Der Fall François-Xavier Roth: Erleben wir gerade den Niedergang einer Ikone?

Kommentar: Der Fall François-Xavier Roth: Erleben wir gerade den Niedergang einer Ikone? klassik-begeistert.de, 26. Mai 2024

François-Xavier Rot © Daniel Dittus

Ein Kommentar von Daniel Janz

Es klingt unglaublich, was da am 22. Mai 2024 publik wurde. »Ein hübsches Kompliment, und zack, schon folgte das Dickpic« – so lauten u.a. die erschütternden Vorwürfe, denen François-Xavier Roth sich ausgesetzt sieht. „Virtuelle Duschen“, „Sexnachrichten“, Genitalbilder. Das alles soll sich der 2025/2026 zum SWR Symphonieorchester wechselnde Dirigent des Gürzenich-Orchesters und Generalmusikdirektor der Stadt Köln geleistet haben. Hat François-Xavier Roth, der 1971 in Neuilly-sur-Seine geboren wurde und seit 2015 in Köln amtiert, seine Musiker etwa belästigt, genötigt und ist sogar sexuell übergriffig geworden?

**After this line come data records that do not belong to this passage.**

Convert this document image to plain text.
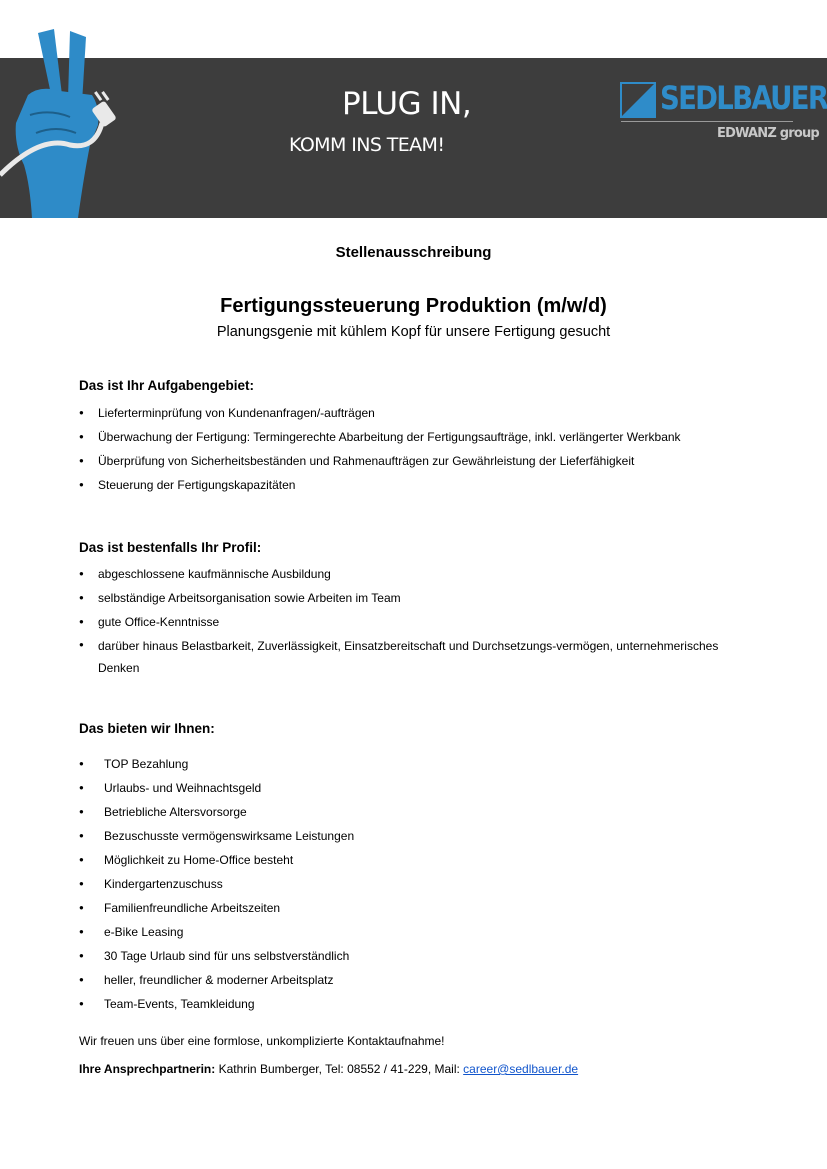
PLUG IN,
KOMM INS TEAM!
SEDLBAUER
EDWANZ group
Stellenausschreibung
Fertigungssteuerung Produktion (m/w/d)
Planungsgenie mit kühlem Kopf für unsere Fertigung gesucht
Das ist Ihr Aufgabengebiet:
● Lieferterminprüfung von Kundenanfragen/-aufträgen
● Überwachung der Fertigung: Termingerechte Abarbeitung der Fertigungsaufträge, inkl. verlängerter Werkbank
● Überprüfung von Sicherheitsbeständen und Rahmenaufträgen zur Gewährleistung der Lieferfähigkeit
● Steuerung der Fertigungskapazitäten
Das ist bestenfalls Ihr Profil:
● abgeschlossene kaufmännische Ausbildung
● selbständige Arbeitsorganisation sowie Arbeiten im Team
● gute Office-Kenntnisse
● darüber hinaus Belastbarkeit, Zuverlässigkeit, Einsatzbereitschaft und Durchsetzungs-vermögen, unternehmerisches Denken
Das bieten wir Ihnen:
● TOP Bezahlung
● Urlaubs- und Weihnachtsgeld
● Betriebliche Altersvorsorge
● Bezuschusste vermögenswirksame Leistungen
● Möglichkeit zu Home-Office besteht
● Kindergartenzuschuss
● Familienfreundliche Arbeitszeiten
● e-Bike Leasing
● 30 Tage Urlaub sind für uns selbstverständlich
● heller, freundlicher & moderner Arbeitsplatz
● Team-Events, Teamkleidung
Wir freuen uns über eine formlose, unkomplizierte Kontaktaufnahme!
Ihre Ansprechpartnerin: Kathrin Bumberger, Tel: 08552 / 41-229, Mail: career@sedlbauer.de
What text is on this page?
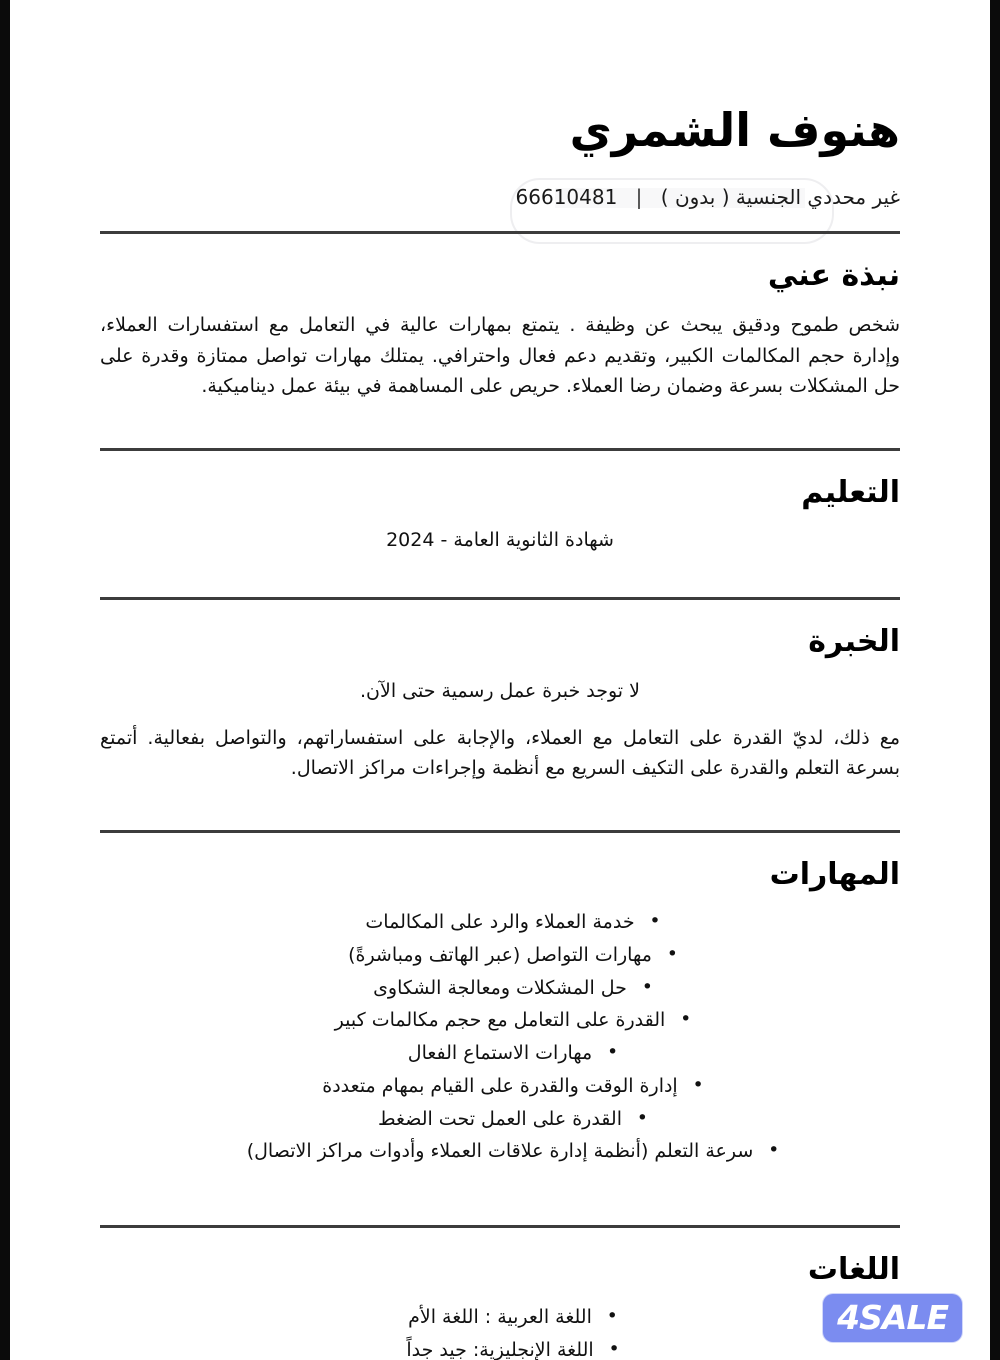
هنوف الشمري
غير محددي الجنسية ( بدون ) | 66610481
نبذة عني

شخص طموح ودقيق يبحث عن وظيفة . يتمتع بمهارات عالية في التعامل مع استفسارات العملاء، وإدارة حجم المكالمات الكبير، وتقديم دعم فعال واحترافي. يمتلك مهارات تواصل ممتازة وقدرة على حل المشكلات بسرعة وضمان رضا العملاء. حريص على المساهمة في بيئة عمل ديناميكية.

التعليم

شهادة الثانوية العامة - 2024

الخبرة

لا توجد خبرة عمل رسمية حتى الآن.

مع ذلك، لديّ القدرة على التعامل مع العملاء، والإجابة على استفساراتهم، والتواصل بفعالية. أتمتع بسرعة التعلم والقدرة على التكيف السريع مع أنظمة وإجراءات مراكز الاتصال.

المهارات
خدمة العملاء والرد على المكالمات •
مهارات التواصل (عبر الهاتف ومباشرةً) •
حل المشكلات ومعالجة الشكاوى •
القدرة على التعامل مع حجم مكالمات كبير •
مهارات الاستماع الفعال •
إدارة الوقت والقدرة على القيام بمهام متعددة •
القدرة على العمل تحت الضغط •
سرعة التعلم (أنظمة إدارة علاقات العملاء وأدوات مراكز الاتصال) •
اللغات
اللغة العربية : اللغة الأم •
اللغة الإنجليزية: جيد جداً •
4SALE
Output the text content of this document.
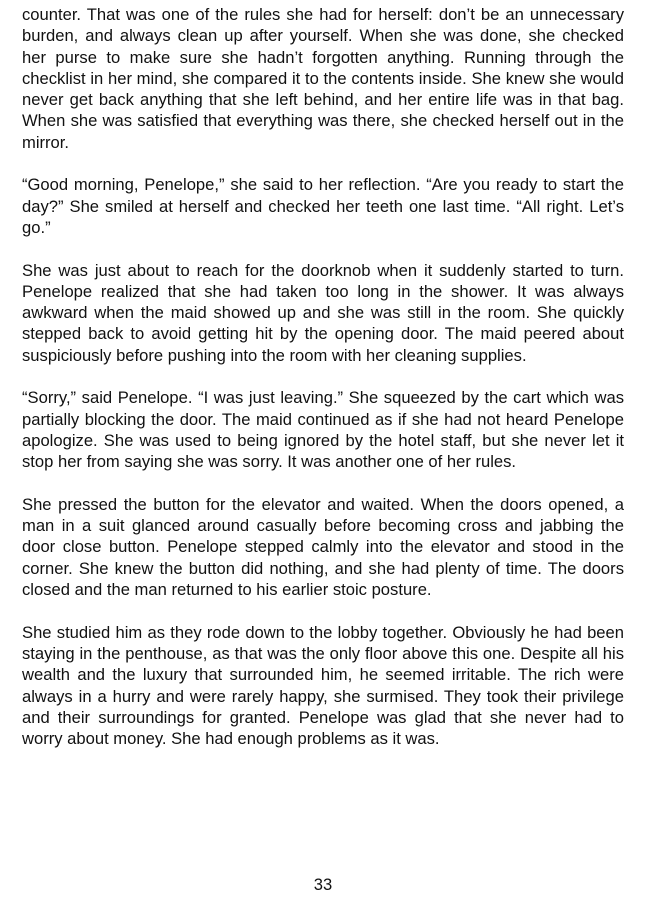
counter. That was one of the rules she had for herself: don’t be an unnecessary burden, and always clean up after yourself. When she was done, she checked her purse to make sure she hadn’t forgotten anything. Running through the checklist in her mind, she compared it to the contents inside. She knew she would never get back anything that she left behind, and her entire life was in that bag. When she was satisfied that everything was there, she checked herself out in the mirror.

“Good morning, Penelope,” she said to her reflection. “Are you ready to start the day?” She smiled at herself and checked her teeth one last time. “All right. Let’s go.”

She was just about to reach for the doorknob when it suddenly started to turn. Penelope realized that she had taken too long in the shower. It was always awkward when the maid showed up and she was still in the room. She quickly stepped back to avoid getting hit by the opening door. The maid peered about suspiciously before pushing into the room with her cleaning supplies.

“Sorry,” said Penelope. “I was just leaving.” She squeezed by the cart which was partially blocking the door. The maid continued as if she had not heard Penelope apologize. She was used to being ignored by the hotel staff, but she never let it stop her from saying she was sorry. It was another one of her rules.

She pressed the button for the elevator and waited. When the doors opened, a man in a suit glanced around casually before becoming cross and jabbing the door close button. Penelope stepped calmly into the elevator and stood in the corner. She knew the button did nothing, and she had plenty of time. The doors closed and the man returned to his earlier stoic posture.

She studied him as they rode down to the lobby together. Obviously he had been staying in the penthouse, as that was the only floor above this one. Despite all his wealth and the luxury that surrounded him, he seemed irritable. The rich were always in a hurry and were rarely happy, she surmised. They took their privilege and their surroundings for granted. Penelope was glad that she never had to worry about money. She had enough problems as it was.

33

So stellt es sich heute jedenfalls dar. Zu allererst berichtete die französische Tages- und Satirezeitung „Le Canard enchaîné“. Mit 7 Musikerinnen und Musikern soll das Magazin über Roth gesprochen und dabei Entsetzliches zu Tage gefördert haben. „Dieser Herr hat sich auf ekelhafte Weise verhalten“, wird eine von ihnen zitiert. Entsprechende Chatnachrichten, kompromittierende Fotos und Aussagen sollen der Zeitung ebenfalls vorliegen. Dazu zählt auch ein Brief eines Mitglieds des Gürzenich-Orchesters an dessen Geschäftsführung, in dem Roth „sexuell übergriffiges Verhalten gegenüber Orchestermitgliedern“ vorgeworfen wird. Auf diesen Brief stützen sich auch andere Magazine.

Inzwischen verbreitet sich die Nachricht wie ein Lauffeuer. So berichten auch BR-Klassik, Focus, die FAZ und diverse weitere Magazine. Sie alle sprechen von „schweren Entgleisungen“ – wie auch „Le Canard enchaîné“.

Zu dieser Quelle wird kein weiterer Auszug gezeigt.